Google Cloud Dataflow
The Dataflow SDK offers the typical functionality of a streaming framework. PCollection represents all data, whether a fixed size batch or unbounded stream. PCollections are the inputs and outputs for each step in your pipeline. PTransforms are a library of parallel transformations that alter these collections at each step. Pipelines can be branched and joined, and windowing is available. Delivery is guaranteed to be exactly once.
What sets Dataflow apart is that it is run in the cloud and is offered as a managed service. Resource management and performance optimization are automatic. Applications are written in Java or Python and when run, users are billed per minute, on a per job basis, for CPU, memory, and local storage. Amazon offers a similar cloud-based streaming service product called Amazon Kinesis.
LinkedIn built Samza as a replacement for Hadoop and it became an incubating project at Apache in September 2013. It operates on unbounded data, using Apache Kafka for at-least-once messaging, and YARN or Mesos for distributed fault tolerance and resource management. Jobs consume and process data, and all messages are sent between jobs via Kafka, so jobs can process in isolation without losing their output when downstream jobs are unavailable.

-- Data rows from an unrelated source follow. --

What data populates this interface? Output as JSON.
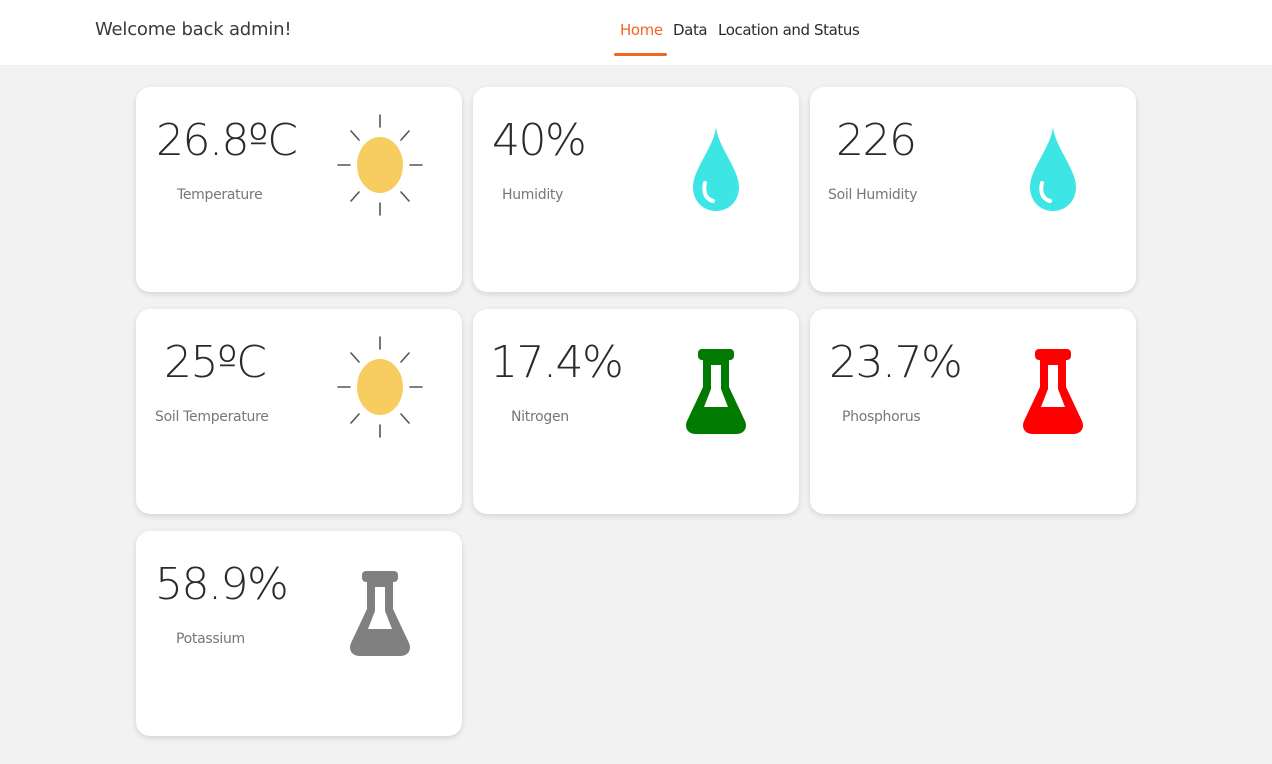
{
  "header": {
    "welcome": "Welcome back admin!",
    "nav": [
      {
        "label": "Home",
        "active": true
      },
      {
        "label": "Data",
        "active": false
      },
      {
        "label": "Location and Status",
        "active": false
      }
    ],
    "accent": "#f26622"
  },
  "cards": [
    {
      "value": "26.8ºC",
      "label": "Temperature",
      "icon": "sun-icon",
      "color": "#f7cd60"
    },
    {
      "value": "40%",
      "label": "Humidity",
      "icon": "water-drop-icon",
      "color": "#3ee5e5"
    },
    {
      "value": "226",
      "label": "Soil Humidity",
      "icon": "water-drop-icon",
      "color": "#3ee5e5"
    },
    {
      "value": "25ºC",
      "label": "Soil Temperature",
      "icon": "sun-icon",
      "color": "#f7cd60"
    },
    {
      "value": "17.4%",
      "label": "Nitrogen",
      "icon": "flask-icon",
      "color": "#007a00"
    },
    {
      "value": "23.7%",
      "label": "Phosphorus",
      "icon": "flask-icon",
      "color": "#ff0000"
    },
    {
      "value": "58.9%",
      "label": "Potassium",
      "icon": "flask-icon",
      "color": "#808080"
    }
  ]
}
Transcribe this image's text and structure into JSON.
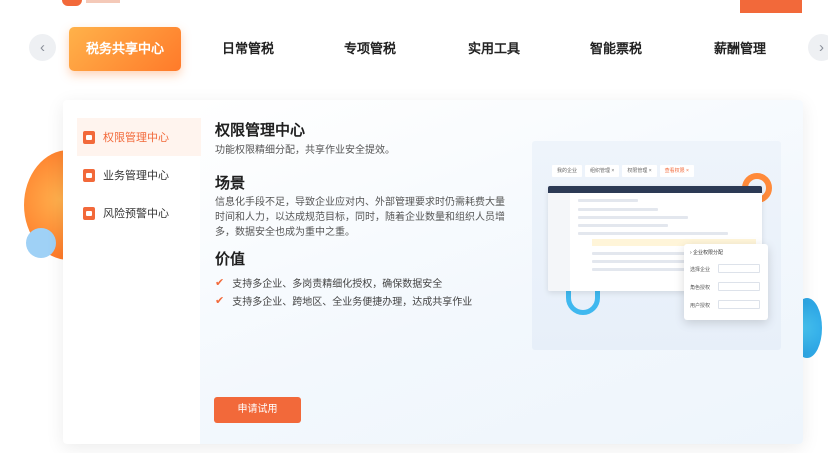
{
  "nav": {
    "tabs": [
      {
        "label": "税务共享中心",
        "active": true
      },
      {
        "label": "日常管税",
        "active": false
      },
      {
        "label": "专项管税",
        "active": false
      },
      {
        "label": "实用工具",
        "active": false
      },
      {
        "label": "智能票税",
        "active": false
      },
      {
        "label": "薪酬管理",
        "active": false
      }
    ],
    "prev_icon": "chevron-left-icon",
    "next_icon": "chevron-right-icon"
  },
  "sidebar": {
    "items": [
      {
        "label": "权限管理中心",
        "active": true
      },
      {
        "label": "业务管理中心",
        "active": false
      },
      {
        "label": "风险预警中心",
        "active": false
      }
    ]
  },
  "content": {
    "title": "权限管理中心",
    "subtitle": "功能权限精细分配，共享作业安全提效。",
    "scenario_heading": "场景",
    "scenario_text": "信息化手段不足，导致企业应对内、外部管理要求时仍需耗费大量时间和人力，以达成规范目标，同时，随着企业数量和组织人员增多，数据安全也成为重中之重。",
    "value_heading": "价值",
    "values": [
      "支持多企业、多岗责精细化授权，确保数据安全",
      "支持多企业、跨地区、全业务便捷办理，达成共享作业"
    ],
    "apply_button": "申请试用"
  },
  "illustration": {
    "tabs": [
      "我的企业",
      "组织管理 ×",
      "权限管理 ×",
      "查看权限 ×"
    ],
    "popup_title": "› 企业权限分配",
    "popup_rows": [
      "选择企业",
      "角色授权",
      "用户授权"
    ]
  },
  "colors": {
    "accent": "#f2693a",
    "accent_light": "#fff4ee",
    "nav_gradient_start": "#ffb24a",
    "nav_gradient_end": "#ff7a2a"
  }
}
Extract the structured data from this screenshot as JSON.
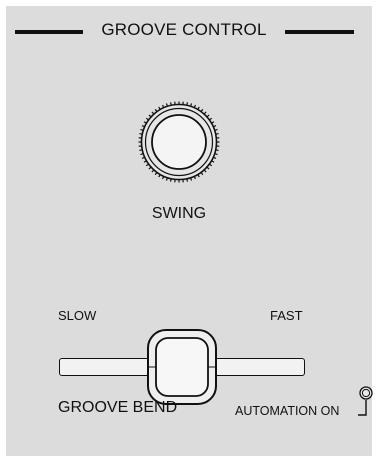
{
  "section": {
    "title": "GROOVE CONTROL"
  },
  "knob": {
    "label": "SWING",
    "icon": "rotary-knob-icon"
  },
  "fader": {
    "label": "GROOVE BEND",
    "left_label": "SLOW",
    "right_label": "FAST",
    "position": 0.5,
    "icon": "fader-cap-icon"
  },
  "automation": {
    "label": "AUTOMATION ON",
    "led_on": false,
    "icon": "led-indicator-icon"
  },
  "colors": {
    "panel": "#dcdcdc",
    "ink": "#111111",
    "knob_face": "#f4f4f4",
    "fader_cap": "#f0f0f0",
    "led": "#e8e8e8"
  }
}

Jobs are broken down further into tasks, and each task has its own datastore to maintain state locally. This datastore is replicated on other machines in the cluster to allow restoration of processing if necessary. Applications are written in Java and Scala. Windowing operations are available.
Twitter Heron and Apache Storm
Twitter created Heron as a replacement for Apache Storm, which wasn’t offering them the scaling and throughput they needed. They didn’t turn to another existing framework, because they would have had to rewrite all their code. Instead, they created a new framework with an API compatible with Storm.

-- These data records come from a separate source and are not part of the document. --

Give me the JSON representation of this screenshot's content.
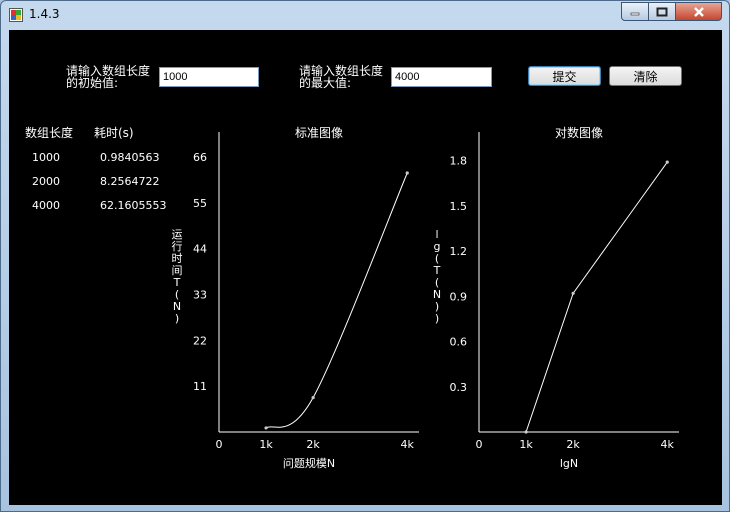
{
  "window": {
    "title": "1.4.3"
  },
  "form": {
    "start_label_line1": "请输入数组长度",
    "start_label_line2": "的初始值:",
    "start_value": "1000",
    "max_label_line1": "请输入数组长度",
    "max_label_line2": "的最大值:",
    "max_value": "4000",
    "submit_label": "提交",
    "clear_label": "清除"
  },
  "results": {
    "headers": [
      "数组长度",
      "耗时(s)"
    ],
    "rows": [
      {
        "size": "1000",
        "time": "0.9840563"
      },
      {
        "size": "2000",
        "time": "8.2564722"
      },
      {
        "size": "4000",
        "time": "62.1605553"
      }
    ]
  },
  "colors": {
    "background": "#000000",
    "foreground": "#ffffff"
  },
  "chart_data": [
    {
      "type": "line",
      "title": "标准图像",
      "xlabel": "问题规模N",
      "ylabel": "运行时间T(N)",
      "x_ticks": [
        "0",
        "1k",
        "2k",
        "4k"
      ],
      "x_tick_values": [
        0,
        1000,
        2000,
        4000
      ],
      "y_ticks": [
        "11",
        "22",
        "33",
        "44",
        "55",
        "66"
      ],
      "y_tick_values": [
        11,
        22,
        33,
        44,
        55,
        66
      ],
      "xlim": [
        0,
        4250
      ],
      "ylim": [
        0,
        72
      ],
      "grid": false,
      "series": [
        {
          "x": [
            1000,
            2000,
            4000
          ],
          "y": [
            0.98,
            8.26,
            62.16
          ]
        }
      ]
    },
    {
      "type": "line",
      "title": "对数图像",
      "xlabel": "lgN",
      "ylabel": "lg(T(N))",
      "x_ticks": [
        "0",
        "1k",
        "2k",
        "4k"
      ],
      "x_tick_values": [
        0,
        1000,
        2000,
        4000
      ],
      "y_ticks": [
        "0.3",
        "0.6",
        "0.9",
        "1.2",
        "1.5",
        "1.8"
      ],
      "y_tick_values": [
        0.3,
        0.6,
        0.9,
        1.2,
        1.5,
        1.8
      ],
      "xlim": [
        0,
        4250
      ],
      "ylim": [
        0,
        1.99
      ],
      "grid": false,
      "series": [
        {
          "x": [
            1000,
            2000,
            4000
          ],
          "y": [
            0.0,
            0.92,
            1.79
          ]
        }
      ]
    }
  ]
}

Heron runs on Apache Aurora, a service scheduler that runs on top of Mesos, in a clustered environment. Applications are written in Java or Scala, though interestingly, Heron itself is written in C++ to allow for faster garbage collection.
Directed acyclic graphs called topologies are used to process streams of data. The individual pieces of data are called tuples (and they implement Java’s Tuple interface). The source of tuples is called a spout. Spouts send the tuples to bolts, which act on the data. A topology manager runs the topology by starting several containers.
Heron provides support for both at-most-once and at-least-once processing semantics.
I would have chosen Flink (perhaps run under Beam), as it seemed to offer everything we were looking for. The team, however, ruled it out. As a distributed framework, deployment and operation would have been different from our current process and would have put unacceptable strain on our DevOps team. Flink also does not yet support the versions we use of Gradle, Mesos, Akka or Kafka. We also run inside Docker containers, so there would be no auto-discovery of nodes.
The team then ruled out Spark 2.0 because the technology continues to be in flux. Upcoming functionality looks promising, but won’t be backwards compatible. Thus, anything we would write now may have to be rewritten after future Spark releases. Spark does have better support for R and machine learning, so we would reconsider Spark if those become more important to our project.
We didn’t evaluate any other framework in depth, except for the one we chose: Kafka Streams. It provides the functionality we need, fits in well with our existing technology stack (which includes Kafka), is lightweight, and is backed by Confluent, with whom the client has a service agreement. We can use third party software in the same manner and can use our current deployment process.
Note: this post uses some research performed by members of my team. Since I cannot name the client, I cannot give specific thanks and credit to the guys on the team who contributed to this post. But thanks guys!